I hope this isn't a case of "Love your enemies and pray for those who persecute you." If the Bible's messages have been stretched and misinterpreted to such an extent that anyone could even THINK that this woman forgiving her brother for these acts is even slightly OK, then maybe Malta needs a break from the constant religious propaganda and a crash course in common sense.
Darby Allen
Nov 4th 2009, 11:05
This woman is not in a position to forgive the rapes!

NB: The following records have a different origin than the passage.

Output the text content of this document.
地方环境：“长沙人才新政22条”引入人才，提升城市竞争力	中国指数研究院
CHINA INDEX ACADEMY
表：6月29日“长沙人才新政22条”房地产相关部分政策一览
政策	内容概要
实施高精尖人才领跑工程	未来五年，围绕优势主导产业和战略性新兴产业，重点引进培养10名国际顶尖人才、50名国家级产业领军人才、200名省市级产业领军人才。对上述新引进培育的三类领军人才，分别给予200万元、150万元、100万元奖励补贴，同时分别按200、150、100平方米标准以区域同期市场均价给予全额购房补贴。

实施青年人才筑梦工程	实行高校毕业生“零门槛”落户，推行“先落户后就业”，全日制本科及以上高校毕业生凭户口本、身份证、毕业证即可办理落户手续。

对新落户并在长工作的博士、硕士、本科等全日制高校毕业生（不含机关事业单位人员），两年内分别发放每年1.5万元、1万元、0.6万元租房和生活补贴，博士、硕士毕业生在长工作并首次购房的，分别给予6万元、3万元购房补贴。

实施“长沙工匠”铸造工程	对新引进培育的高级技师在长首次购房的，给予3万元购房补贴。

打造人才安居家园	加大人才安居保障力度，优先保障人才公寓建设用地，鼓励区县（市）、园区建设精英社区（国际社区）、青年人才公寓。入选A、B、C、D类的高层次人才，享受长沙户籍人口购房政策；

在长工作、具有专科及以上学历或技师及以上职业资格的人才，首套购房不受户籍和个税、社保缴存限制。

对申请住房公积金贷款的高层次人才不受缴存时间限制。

She is a victim in that her family has been torn apart by this disgusting saga, and she can forgive the brother for the pain caused to her, but only the victim of the rapes can forgive the rapist.
justine sultana
Nov 4th 2009, 10:57
To the mother: it takes a brave & courageous woman to stand up to her family in defence of her daughter. Don't give up, your daughter needs your strength. You may have forgiven your brother for his mistakes, but justice must still be done; otherwise what message would you be sending out to others in the same predicament? Keep your head up. You have people praying for you.
To the daughter: only some can truly understand the embarrassment, pain & suffering you have had to endure. We are all proud of you! You and an example to all young girls (and boys for that matter!) out there - show them its ok to speak up, to let parents or a trusted person know what you are going through.Show everyone that the Law will protect the innocent. We all know that this is hard on you and who knows the threats you are having to hear. Don't give up. Many stand behind you!!!
Jeremy J Camilleri
Nov 4th 2009, 10:57
P abela...Forgivenesss hould be the victim's business...rather than her mothers...
P. Abela
Nov 4th 2009, 10:48
For a mother to forgive someone who rapes her own daughter, irrespective of who ever the rapist happens to be, certainly requires some strength. Moreover, to defend a rapist you need a lot of guts!!